Моя Феодосия

Ну вот, осталось еще только Феодосию вспомнить. Так как в Крым я больше не попаду никогда, публикую старые крымские путевые заметки. Это – четвертая.
Уточняю: текст написан мной в соавторстве с А. Владимирской году примерно в 2001. Я его вполовину сократил здесь. А вообще он частями вошел в наш детективный роман "Из смерти отдыхающих".

Июль-август 1998. Феодосия

Если асфальт чавкает под ногами, как пластилин...
 Если соседский евроремонт вонзает в ваш мозг свои перфораторы и дрели, а во дворе раскопки теплотрассы...
 Если Киев укутан пыльным маревом, а деревья и трава сожжены...
 И наконец, если компьютер зависает, потому что лето даже его задушило своей жарой – надо ехать в Феодосию.

 Почему именно в Феодосию? Да потому что поезд прибывает прямо на пляж, и не нужно изможденному путешественнику пересаживаться на какие-то автобусы или электрички. Море начинается сразу за мощеной набережной, широко, до самого горизонта заполняя все окна поезда с левой стороны, обещая прохладу и удовольствие. Проплывают пляжи, уже с утра заполненные голыми телами, проплывают заросли южной зелени, крыши огнедышащих шашлычных. И все это – в двух шагах от вагонного окна.

 Поезд с лязгом останавливается на раскаленном перроне феодосийского вокзала. Рядом – морской порт и набережная.
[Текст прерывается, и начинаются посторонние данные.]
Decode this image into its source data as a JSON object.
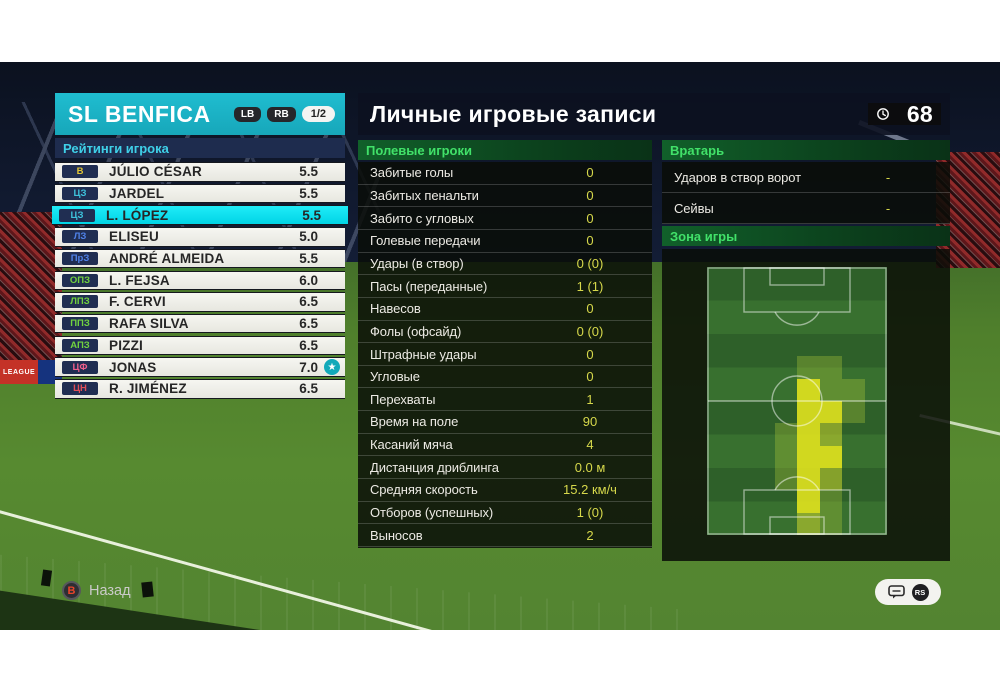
{
  "team_panel": {
    "title": "SL BENFICA",
    "lb_button": "LB",
    "rb_button": "RB",
    "page_indicator": "1/2",
    "section": "Рейтинги игрока",
    "players": [
      {
        "pos": "В",
        "pos_color": "#e0c535",
        "name": "JÚLIO CÉSAR",
        "rating": "5.5",
        "selected": false,
        "star": false
      },
      {
        "pos": "ЦЗ",
        "pos_color": "#3ec3dc",
        "name": "JARDEL",
        "rating": "5.5",
        "selected": false,
        "star": false
      },
      {
        "pos": "ЦЗ",
        "pos_color": "#3ec3dc",
        "name": "L. LÓPEZ",
        "rating": "5.5",
        "selected": true,
        "star": false
      },
      {
        "pos": "ЛЗ",
        "pos_color": "#4f82e8",
        "name": "ELISEU",
        "rating": "5.0",
        "selected": false,
        "star": false
      },
      {
        "pos": "ПрЗ",
        "pos_color": "#4f82e8",
        "name": "ANDRÉ ALMEIDA",
        "rating": "5.5",
        "selected": false,
        "star": false
      },
      {
        "pos": "ОПЗ",
        "pos_color": "#71d23f",
        "name": "L. FEJSA",
        "rating": "6.0",
        "selected": false,
        "star": false
      },
      {
        "pos": "ЛПЗ",
        "pos_color": "#71d23f",
        "name": "F. CERVI",
        "rating": "6.5",
        "selected": false,
        "star": false
      },
      {
        "pos": "ППЗ",
        "pos_color": "#71d23f",
        "name": "RAFA SILVA",
        "rating": "6.5",
        "selected": false,
        "star": false
      },
      {
        "pos": "АПЗ",
        "pos_color": "#71d23f",
        "name": "PIZZI",
        "rating": "6.5",
        "selected": false,
        "star": false
      },
      {
        "pos": "ЦФ",
        "pos_color": "#ef5f8a",
        "name": "JONAS",
        "rating": "7.0",
        "selected": false,
        "star": true
      },
      {
        "pos": "ЦН",
        "pos_color": "#e04f58",
        "name": "R. JIMÉNEZ",
        "rating": "6.5",
        "selected": false,
        "star": false
      }
    ],
    "accent_color": "#1cb7c9",
    "selected_color": "#0be2f2"
  },
  "records_panel": {
    "title": "Личные игровые записи",
    "time_badge": "68",
    "field_section": "Полевые игроки",
    "field_stats": [
      {
        "label": "Забитые голы",
        "value": "0"
      },
      {
        "label": "Забитых пенальти",
        "value": "0"
      },
      {
        "label": "Забито с угловых",
        "value": "0"
      },
      {
        "label": "Голевые передачи",
        "value": "0"
      },
      {
        "label": "Удары (в створ)",
        "value": "0 (0)"
      },
      {
        "label": "Пасы (переданные)",
        "value": "1 (1)"
      },
      {
        "label": "Навесов",
        "value": "0"
      },
      {
        "label": "Фолы (офсайд)",
        "value": "0 (0)"
      },
      {
        "label": "Штрафные удары",
        "value": "0"
      },
      {
        "label": "Угловые",
        "value": "0"
      },
      {
        "label": "Перехваты",
        "value": "1"
      },
      {
        "label": "Время на поле",
        "value": "90"
      },
      {
        "label": "Касаний мяча",
        "value": "4"
      },
      {
        "label": "Дистанция дриблинга",
        "value": "0.0 м"
      },
      {
        "label": "Средняя скорость",
        "value": "15.2 км/ч"
      },
      {
        "label": "Отборов (успешных)",
        "value": "1 (0)"
      },
      {
        "label": "Выносов",
        "value": "2"
      }
    ],
    "gk_section": "Вратарь",
    "gk_stats": [
      {
        "label": "Ударов в створ ворот",
        "value": "-"
      },
      {
        "label": "Сейвы",
        "value": "-"
      }
    ],
    "zone_section": "Зона игры",
    "section_text_color": "#41e169",
    "value_color": "#d6d84b"
  },
  "chart_data": {
    "type": "heatmap",
    "title": "Зона игры",
    "grid_cols": 8,
    "grid_rows": 12,
    "cells": [
      [
        4,
        4,
        1
      ],
      [
        4,
        5,
        1
      ],
      [
        5,
        4,
        3
      ],
      [
        5,
        5,
        1
      ],
      [
        5,
        6,
        1
      ],
      [
        6,
        4,
        3
      ],
      [
        6,
        5,
        3
      ],
      [
        6,
        6,
        1
      ],
      [
        7,
        3,
        1
      ],
      [
        7,
        4,
        3
      ],
      [
        7,
        5,
        2
      ],
      [
        8,
        3,
        1
      ],
      [
        8,
        4,
        3
      ],
      [
        8,
        5,
        3
      ],
      [
        9,
        3,
        1
      ],
      [
        9,
        4,
        3
      ],
      [
        9,
        5,
        2
      ],
      [
        10,
        4,
        3
      ],
      [
        10,
        5,
        1
      ],
      [
        11,
        4,
        2
      ],
      [
        11,
        5,
        1
      ]
    ],
    "level_colors": {
      "1": "rgba(180,205,60,0.32)",
      "2": "rgba(205,215,45,0.55)",
      "3": "rgba(230,230,30,0.88)"
    }
  },
  "footer": {
    "back_button": "B",
    "back_label": "Назад",
    "rs_button": "RS"
  },
  "background": {
    "ad_text": "LEAGUE"
  }
}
Можно немедленно выскочить из тамбура, подбежать к морю и окунуться в зеленоватую воду с головой. А затем броситься на шипящую гальку и со счастливым, блаженным вздохом всосать в легкие весь благословенный южный воздух, пропитанный запахами жареного мяса, рыбы, моря и нагретого камня. В крайнем случае, если не успели в поезде переодеться, можно зайти по щиколотки в морскую волну и насладиться ее прохладным шелестом. И осознать: наконец-то юг.
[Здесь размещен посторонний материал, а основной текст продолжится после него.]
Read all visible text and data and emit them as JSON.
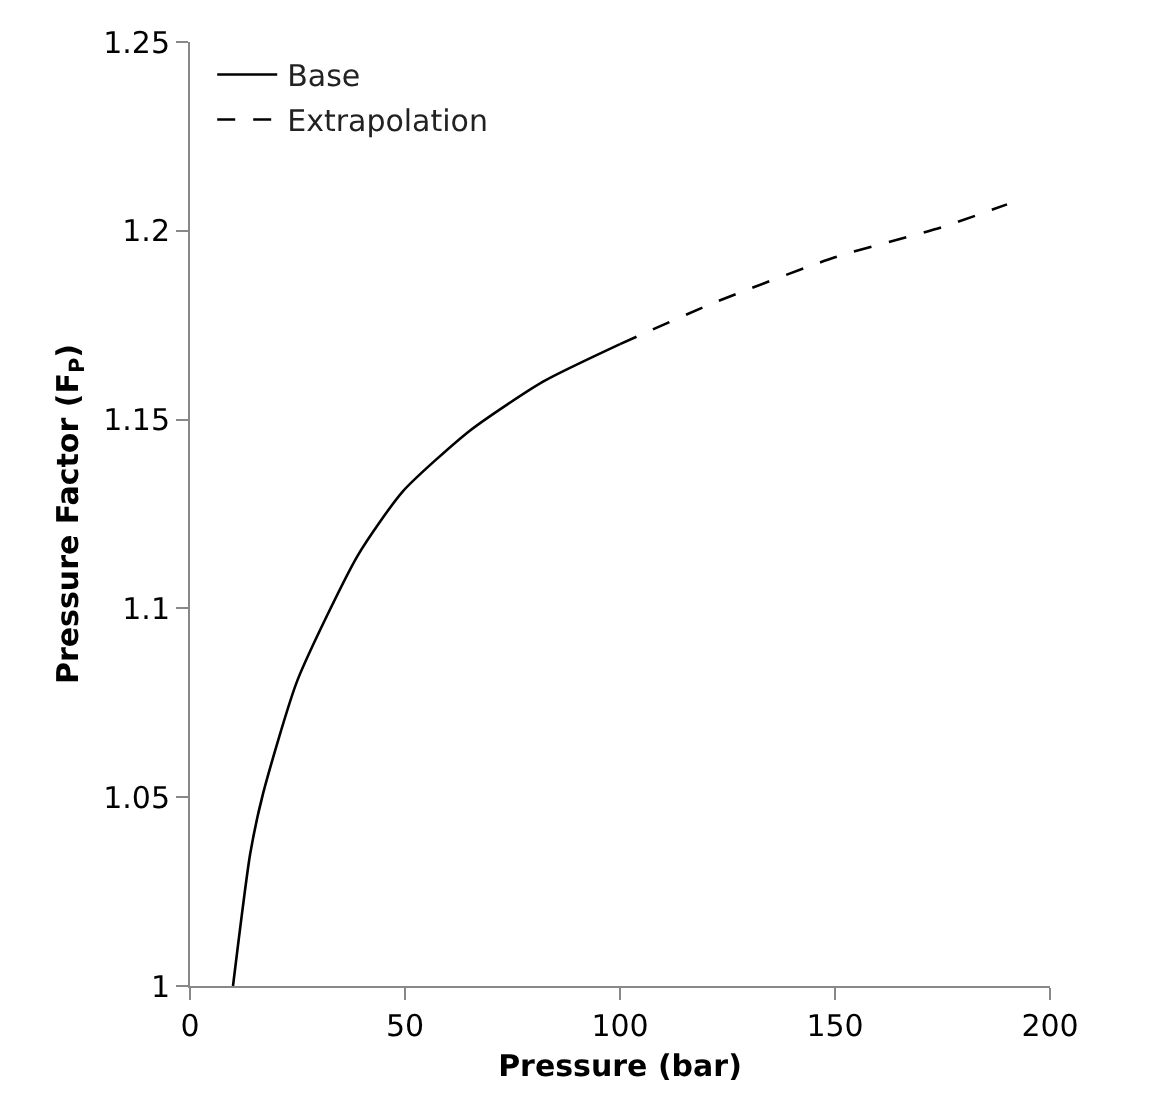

Глазеешь по сторонам, с непривычки чувствуя себя как цыпленок внутри микроволновой печи, щурясь от яркого солнца и любуясь окрестностями сквозь жаркое марево. Дома вырастают так, словно они – часть этой земли. Феодосия, как и другие небольшие курортные городки Крымского полуострова, живописно прилепилась к песчаным пригоркам. Уютно светятся за заборами стены из песчаника, ярко побеленные к лету. Многие маленькие домишки и особняки покрывает красная уютная черепица. Едят всюду, за каждым забором, причем, судя по запахам, едят вкусно. Тут же курят, разговаривают и пьют чай, обливаясь потом и отмахиваясь веточками от комаров.

В центре города на оживленном перекрестке странно и неожиданно возникает древняя парусная шхуна – белый барельеф на торцевой стене дома-музея Грина. Белый гордый нос парусника необыкновенно хорош, под бушпритом раскинулся какой-то далекий город, возможно Зурбаган. Весь тротуар у барельефа выложен плиткой и огорожен тяжелыми цепями, создавая полное впечатление куска набережной. А чуть дальше по улице Галерейной – вход в сам музей: корабельные канаты на фоне чисто выбеленной стены.

 Полуголые курортники стоят в очереди, чтобы сфотографироваться на фоне углового барельефа – их манит, видимо, надежда, что белый парусник Грина возьмет их на борт и унесет к горизонту. Остальных отдыхающих тянет на приморский бульвар. Именно здесь проходит главное южное дефиле: днем распаренное и разнеженное солнцем, скорее полураздетое, чем полуодетое, деловито спешащее на пляж и с пляжа; вечером неторопливо фланирующее, демонстрирующее наряды. Суетясь и хлопоча, как группы чаек, это многоязыкое, по-курортному яркое, загорелое, веселое и беспокойное течение медленно плывет по набережной вдоль моря, перетекает через переезд у вокзала и вливается в городские улочки мимо шашлычных и южных кафе, мимо музея Айвазовского. И так весь долгий день до вечера, пока незаметно, по-южному красиво не начинается закат.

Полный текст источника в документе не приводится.